Ausschluss aus italienischem Senat: Keine Gnade für Berlusconi
Kurz vor dem möglichen Ausschluss aus dem Senat wendet sich Silvio Berlusconi an den Staatspräsidenten – der solle ihn begnadigen. So nicht, sagt jedoch Napolitano.
ROM dpa | Italiens Staatspräsident Giorgio Napolitano hat die Forderung von Ex-Premier Silvio Berlusconi nach einer umgehenden Begnadigung zurückgewiesen. Zugleich forderte er Berlusconi auf, sich im Ton zu zügeln. Bei einer Parteiveranstaltung am Samstagabend hatte Berlusconi den Staatspräsidenten aufgefordert, ihn umgehend zu begnadigen – freilich ohne dass er ihn darum bitte.
Denn das sei unter seiner Würde. Nach Berlusconis rechtskräftiger Verurteilung wegen Steuerbetrugs will der Senat an diesem Mittwoch über seinen Ausschluss entscheiden.

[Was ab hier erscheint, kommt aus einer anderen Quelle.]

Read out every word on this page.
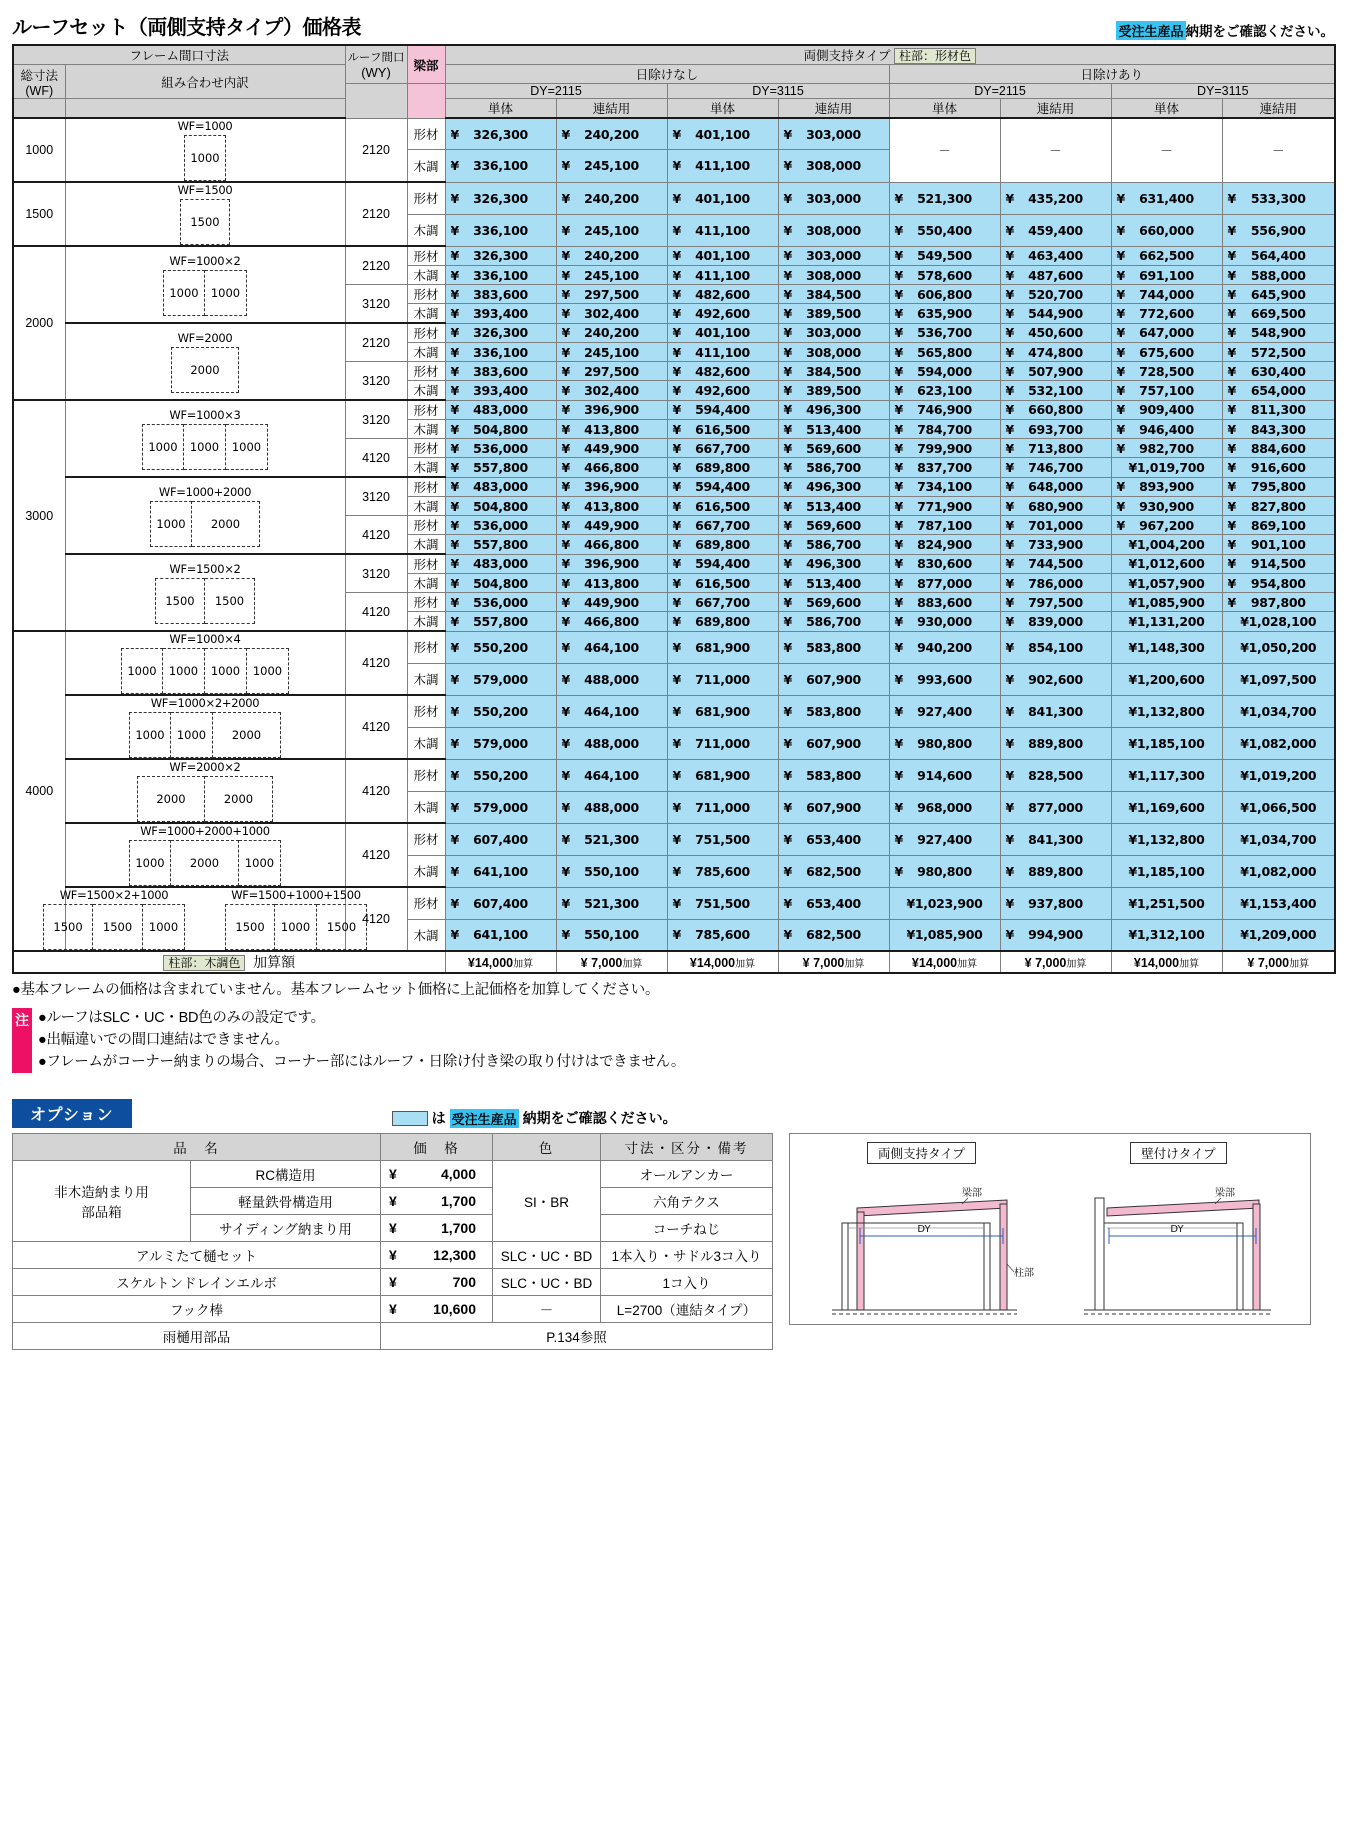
ルーフセット（両側支持タイプ）価格表	受注生産品 納期をご確認ください。
フレーム間口寸法		ルーフ間口
(WY)	梁部	両側支持タイプ 柱部：形材色							

総寸法
(WF)	組み合わせ内訳			日除けなし				日除けあり			
				DY=2115		DY=3115		DY=2115		DY=3115	
				単体	連結用	単体	連結用	単体	連結用	単体	連結用
1000	
WF=1000
1000
	2120	形材	¥ 326,300	¥ 240,200	¥ 401,100	¥ 303,000	－	－	－	－
			木調	¥ 336,100	¥ 245,100	¥ 411,100	¥ 308,000				
1500	
WF=1500
1500
	2120	形材	¥ 326,300	¥ 240,200	¥ 401,100	¥ 303,000	¥ 521,300	¥ 435,200	¥ 631,400	¥ 533,300
			木調	¥ 336,100	¥ 245,100	¥ 411,100	¥ 308,000	¥ 550,400	¥ 459,400	¥ 660,000	¥ 556,900
2000	
WF=1000×2
1000	1000
	2120	形材	¥ 326,300	¥ 240,200	¥ 401,100	¥ 303,000	¥ 549,500	¥ 463,400	¥ 662,500	¥ 564,400
			木調	¥ 336,100	¥ 245,100	¥ 411,100	¥ 308,000	¥ 578,600	¥ 487,600	¥ 691,100	¥ 588,000
		3120	形材	¥ 383,600	¥ 297,500	¥ 482,600	¥ 384,500	¥ 606,800	¥ 520,700	¥ 744,000	¥ 645,900
			木調	¥ 393,400	¥ 302,400	¥ 492,600	¥ 389,500	¥ 635,900	¥ 544,900	¥ 772,600	¥ 669,500

WF=2000
2000
	2120	形材	¥ 326,300	¥ 240,200	¥ 401,100	¥ 303,000	¥ 536,700	¥ 450,600	¥ 647,000	¥ 548,900
			木調	¥ 336,100	¥ 245,100	¥ 411,100	¥ 308,000	¥ 565,800	¥ 474,800	¥ 675,600	¥ 572,500
		3120	形材	¥ 383,600	¥ 297,500	¥ 482,600	¥ 384,500	¥ 594,000	¥ 507,900	¥ 728,500	¥ 630,400
			木調	¥ 393,400	¥ 302,400	¥ 492,600	¥ 389,500	¥ 623,100	¥ 532,100	¥ 757,100	¥ 654,000
3000	
WF=1000×3
1000	1000	1000
	3120	形材	¥ 483,000	¥ 396,900	¥ 594,400	¥ 496,300	¥ 746,900	¥ 660,800	¥ 909,400	¥ 811,300
			木調	¥ 504,800	¥ 413,800	¥ 616,500	¥ 513,400	¥ 784,700	¥ 693,700	¥ 946,400	¥ 843,300
		4120	形材	¥ 536,000	¥ 449,900	¥ 667,700	¥ 569,600	¥ 799,900	¥ 713,800	¥ 982,700	¥ 884,600
			木調	¥ 557,800	¥ 466,800	¥ 689,800	¥ 586,700	¥ 837,700	¥ 746,700	¥1,019,700	¥ 916,600

WF=1000+2000
1000	2000
	3120	形材	¥ 483,000	¥ 396,900	¥ 594,400	¥ 496,300	¥ 734,100	¥ 648,000	¥ 893,900	¥ 795,800
			木調	¥ 504,800	¥ 413,800	¥ 616,500	¥ 513,400	¥ 771,900	¥ 680,900	¥ 930,900	¥ 827,800
		4120	形材	¥ 536,000	¥ 449,900	¥ 667,700	¥ 569,600	¥ 787,100	¥ 701,000	¥ 967,200	¥ 869,100
			木調	¥ 557,800	¥ 466,800	¥ 689,800	¥ 586,700	¥ 824,900	¥ 733,900	¥1,004,200	¥ 901,100

WF=1500×2
1500	1500
	3120	形材	¥ 483,000	¥ 396,900	¥ 594,400	¥ 496,300	¥ 830,600	¥ 744,500	¥1,012,600	¥ 914,500
			木調	¥ 504,800	¥ 413,800	¥ 616,500	¥ 513,400	¥ 877,000	¥ 786,000	¥1,057,900	¥ 954,800
		4120	形材	¥ 536,000	¥ 449,900	¥ 667,700	¥ 569,600	¥ 883,600	¥ 797,500	¥1,085,900	¥ 987,800
			木調	¥ 557,800	¥ 466,800	¥ 689,800	¥ 586,700	¥ 930,000	¥ 839,000	¥1,131,200	¥1,028,100
4000	
WF=1000×4
1000	1000	1000	1000
	4120	形材	¥ 550,200	¥ 464,100	¥ 681,900	¥ 583,800	¥ 940,200	¥ 854,100	¥1,148,300	¥1,050,200
			木調	¥ 579,000	¥ 488,000	¥ 711,000	¥ 607,900	¥ 993,600	¥ 902,600	¥1,200,600	¥1,097,500

WF=1000×2+2000
1000	1000	2000
	4120	形材	¥ 550,200	¥ 464,100	¥ 681,900	¥ 583,800	¥ 927,400	¥ 841,300	¥1,132,800	¥1,034,700
			木調	¥ 579,000	¥ 488,000	¥ 711,000	¥ 607,900	¥ 980,800	¥ 889,800	¥1,185,100	¥1,082,000

WF=2000×2
2000	2000
	4120	形材	¥ 550,200	¥ 464,100	¥ 681,900	¥ 583,800	¥ 914,600	¥ 828,500	¥1,117,300	¥1,019,200
			木調	¥ 579,000	¥ 488,000	¥ 711,000	¥ 607,900	¥ 968,000	¥ 877,000	¥1,169,600	¥1,066,500

WF=1000+2000+1000
1000	2000	1000
	4120	形材	¥ 607,400	¥ 521,300	¥ 751,500	¥ 653,400	¥ 927,400	¥ 841,300	¥1,132,800	¥1,034,700
			木調	¥ 641,100	¥ 550,100	¥ 785,600	¥ 682,500	¥ 980,800	¥ 889,800	¥1,185,100	¥1,082,000

WF=1500×2+1000
1500	1500	1000
WF=1500+1000+1500
1500	1000	1500
	4120	形材	¥ 607,400	¥ 521,300	¥ 751,500	¥ 653,400	¥1,023,900	¥ 937,800	¥1,251,500	¥1,153,400
			木調	¥ 641,100	¥ 550,100	¥ 785,600	¥ 682,500	¥1,085,900	¥ 994,900	¥1,312,100	¥1,209,000
柱部：木調色 加算額				¥14,000加算	¥ 7,000加算	¥14,000加算	¥ 7,000加算	¥14,000加算	¥ 7,000加算	¥14,000加算	¥ 7,000加算
●基本フレームの価格は含まれていません。基本フレームセット価格に上記価格を加算してください。
注 ●ルーフはSLC・UC・BD色のみの設定です。
●出幅違いでの間口連結はできません。
●フレームがコーナー納まりの場合、コーナー部にはルーフ・日除け付き梁の取り付けはできません。
オプション	は 受注生産品 納期をご確認ください。
品　名		価　格	色	寸法・区分・備考
非木造納まり用
部品箱	RC構造用	¥ 4,000	SI・BR	オールアンカー
	軽量鉄骨構造用	¥ 1,700		六角テクス
	サイディング納まり用	¥ 1,700		コーチねじ
アルミたて樋セット		¥ 12,300	SLC・UC・BD	1本入り・サドル3コ入り
スケルトンドレインエルボ		¥ 700	SLC・UC・BD	1コ入り
フック棒		¥ 10,600	－	L=2700（連結タイプ）
雨樋用部品		P.134参照		
両側支持タイプ
DY
梁部
柱部
壁付けタイプ
DY
梁部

Napolitano kritisierte Berlusconis Äußerungen als „äußerst gravierend und dem Ton und Inhalt nach skandalös“, wie das Präsidialamt laut Nachrichtenagentur Ansa am Sonntag mitteilte. Er forderte den Ex-Premier auf, sich „im Rahmen des Respekts der Institutionen und der regulären und pflichtgemäßen Gesetzlichkeit“ zu bewegen.
Nach seiner Verurteilung kann Berlusconi anstelle einer Haft zwischen Hausarrest und Sozialdienst wählen. Um dem zu entgehen, war schon im August eine Begnadigung ins Spiel gebracht worden. Napolitano hatte damals darauf verwiesen, dass er kein entsprechendes Gesuch erhalten habe.
„Schlag des Staates“
„Der Präsident der Republik sollte nicht einen Moment zögern, eine Maßnahme einzuleiten, die diese Schande des Sozialdienstes beseitigt – ohne dass ich eine solche Anfrage stelle, denn ich besitze Würde genug, nicht darum zu bitten“, sagte Berlusconi nun. Er wetterte, sein eventueller Ausschluss aus dem Senat sei ein „Schlag des Staates“. Seine Forza Italia rief ihre Anhänger auf, am Mittwoch auf die Straße zu gehen.
Die frühere Mitte-Rechts-Partei PdL war am vergangenen Wochenende an der Frage zerbrochen, wie sich die Partei bei einem tatsächlichen Ausschluss verhält. Berlusconi verlangte für den Fall den Ausstieg aus der Regierung und gründete mit seinen Anhängern seine frühere Forza Italia neu. Um den früheren Berlusconi-Vertrauten, Vizepremier Angelino Alfano, entstand eine neue Gruppe Nuovo Centrodestra (Neue rechte Mitte). Sie lehnt einen Ausstieg aus der Regierung von Ministerpräsident Enrico Letta ab.